Re: [PATCH 1/3] perf: Add macros to specify onchip L2/L3 accesses

From: Peter Zijlstra
Date: Wed Sep 08 2021 - 05:28:19 EST


On Wed, Sep 08, 2021 at 05:17:53PM +1000, Michael Ellerman wrote:
> Kajol Jain <kjain@xxxxxxxxxxxxx> writes:

> > diff --git a/include/uapi/linux/perf_event.h b/include/uapi/linux/perf_event.h
> > index f92880a15645..030b3e990ac3 100644
> > --- a/include/uapi/linux/perf_event.h
> > +++ b/include/uapi/linux/perf_event.h
> > @@ -1265,7 +1265,9 @@ union perf_mem_data_src {
> > #define PERF_MEM_LVLNUM_L2 0x02 /* L2 */
> > #define PERF_MEM_LVLNUM_L3 0x03 /* L3 */
> > #define PERF_MEM_LVLNUM_L4 0x04 /* L4 */
> > -/* 5-0xa available */
> > +#define PERF_MEM_LVLNUM_OC_L2 0x05 /* On Chip L2 */
> > +#define PERF_MEM_LVLNUM_OC_L3 0x06 /* On Chip L3 */
>
> The obvious use for 5 is for "L5" and so on.
>
> I'm not sure adding new levels is the best idea, because these don't fit
> neatly into the hierarchy, they are off to the side.
>
>
> I wonder if we should use the remote field.
>
> ie. for another core's L2 we set:
>
> mem_lvl = PERF_MEM_LVL_L2
> mem_remote = 1

This mixes APIs (see below), IIUC the correct usage would be something
like: lvl_num=L2 remote=1

> Which would mean "remote L2", but not remote enough to be
> lvl = PERF_MEM_LVL_REM_CCE1.
>
> It would be printed by the existing tools/perf code as "Remote L2", vs
> "Remote cache (1 hop)", which seems OK.
>
>
> ie. we'd be able to express:
>
> Current core's L2: LVL_L2
> Other core's L2: LVL_L2 | REMOTE
> Other chip's L2: LVL_REM_CCE1 | REMOTE
>
> And similarly for L3.
>
> I think that makes sense? Unless people think remote should be reserved
> to mean on another chip, though we already have REM_CCE1 for that.

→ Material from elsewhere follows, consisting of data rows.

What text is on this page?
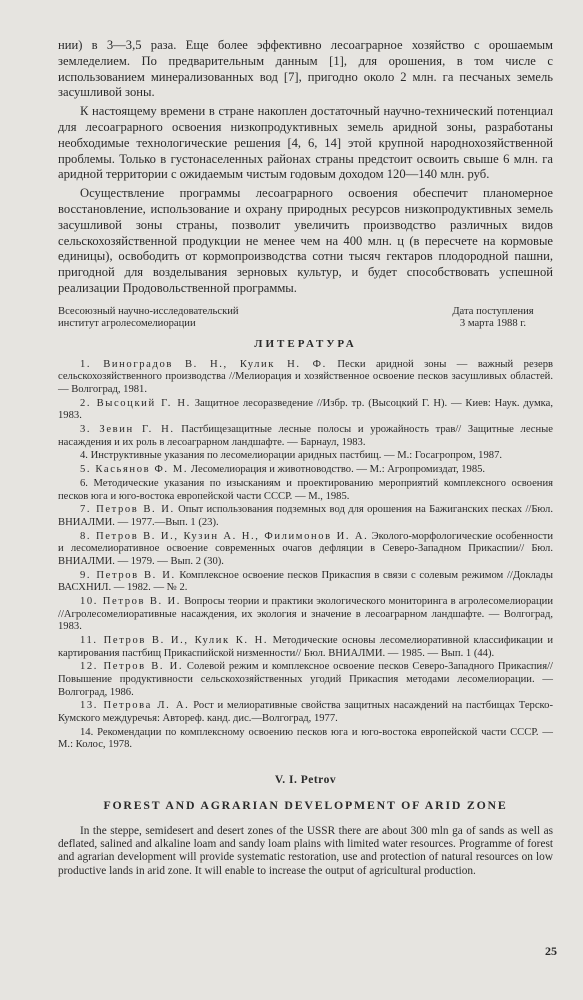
нии) в 3—3,5 раза. Еще более эффективно лесоаграрное хозяйство с орошаемым земледелием. По предварительным данным [1], для орошения, в том числе с использованием минерализованных вод [7], пригодно около 2 млн. га песчаных земель засушливой зоны.

К настоящему времени в стране накоплен достаточный научно-технический потенциал для лесоаграрного освоения низкопродуктивных земель аридной зоны, разработаны необходимые технологические решения [4, 6, 14] этой крупной народнохозяйственной проблемы. Только в густонаселенных районах страны предстоит освоить свыше 6 млн. га аридной территории с ожидаемым чистым годовым доходом 120—140 млн. руб.

Осуществление программы лесоаграрного освоения обеспечит планомерное восстановление, использование и охрану природных ресурсов низкопродуктивных земель засушливой зоны страны, позволит увеличить производство различных видов сельскохозяйственной продукции не менее чем на 400 млн. ц (в пересчете на кормовые единицы), освободить от кормопроизводства сотни тысяч гектаров плодородной пашни, пригодной для возделывания зерновых культур, и будет способствовать успешной реализации Продовольственной программы.

Всесоюзный научно-исследовательский
институт агролесомелиорации
Дата поступления
3 марта 1988 г.
ЛИТЕРАТУРА
1. Виноградов В. Н., Кулик Н. Ф. Пески аридной зоны — важный резерв сельскохозяйственного производства //Мелиорация и хозяйственное освоение песков засушливых областей. — Волгоград, 1981.
2. Высоцкий Г. Н. Защитное лесоразведение //Избр. тр. (Высоцкий Г. Н). — Киев: Наук. думка, 1983.
3. Зевин Г. Н. Пастбищезащитные лесные полосы и урожайность трав// Защитные лесные насаждения и их роль в лесоаграрном ландшафте. — Барнаул, 1983.
4. Инструктивные указания по лесомелиорации аридных пастбищ. — М.: Госагропром, 1987.
5. Касьянов Ф. М. Лесомелиорация и животноводство. — М.: Агропромиздат, 1985.
6. Методические указания по изысканиям и проектированию мероприятий комплексного освоения песков юга и юго-востока европейской части СССР. — М., 1985.
7. Петров В. И. Опыт использования подземных вод для орошения на Бажиганских песках //Бюл. ВНИАЛМИ. — 1977.—Вып. 1 (23).
8. Петров В. И., Кузин А. Н., Филимонов И. А. Эколого-морфологические особенности и лесомелиоративное освоение современных очагов дефляции в Северо-Западном Прикаспии// Бюл. ВНИАЛМИ. — 1979. — Вып. 2 (30).
9. Петров В. И. Комплексное освоение песков Прикаспия в связи с солевым режимом //Доклады ВАСХНИЛ. — 1982. — № 2.
10. Петров В. И. Вопросы теории и практики экологического мониторинга в агролесомелиорации //Агролесомелиоративные насаждения, их экология и значение в лесоаграрном ландшафте. — Волгоград, 1983.
11. Петров В. И., Кулик К. Н. Методические основы лесомелиоративной классификации и картирования пастбищ Прикаспийской низменности// Бюл. ВНИАЛМИ. — 1985. — Вып. 1 (44).
12. Петров В. И. Солевой режим и комплексное освоение песков Северо-Западного Прикаспия//Повышение продуктивности сельскохозяйственных угодий Прикаспия методами лесомелиорации. — Волгоград, 1986.
13. Петрова Л. А. Рост и мелиоративные свойства защитных насаждений на пастбищах Терско-Кумского междуречья: Автореф. канд. дис.—Волгоград, 1977.
14. Рекомендации по комплексному освоению песков юга и юго-востока европейской части СССР. — М.: Колос, 1978.
V. I. Petrov
FOREST AND AGRARIAN DEVELOPMENT OF ARID ZONE

In the steppe, semidesert and desert zones of the USSR there are about 300 mln ga of sands as well as deflated, salined and alkaline loam and sandy loam plains with limited water resources. Programme of forest and agrarian development will provide systematic restoration, use and protection of natural resources on low productive lands in arid zone. It will enable to increase the output of agricultural production.

25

IIRC the PERF_MEM_LVL_* namespace is somewhat depricated in favour of
the newer composite PERF_MEM_{LVLNUM_,REMOTE_,SNOOPX_} fields. Of
course, ABIs being what they are, we get to support both :/ But I'm not
sure mixing them is a great idea.

Also, clearly this could use a comment...

The 'new' composite doesnt have a hops field because the hardware that
nessecitated that change doesn't report it, but we could easily add a
field there.

Suppose we add, mem_hops:3 (would 6 hops be too small?) and the
corresponding PERF_MEM_HOPS_{NA, 0..6}

Then I suppose you can encode things like:

L2 - local L2
L2 | REMOTE - remote L2 at an unspecified distance (NA)
L2 | REMOTE | HOPS_0 - remote L2 on the same node
L2 | REMOTE | HOPS_1 - remote L2 on a node 1 removed

Would that work?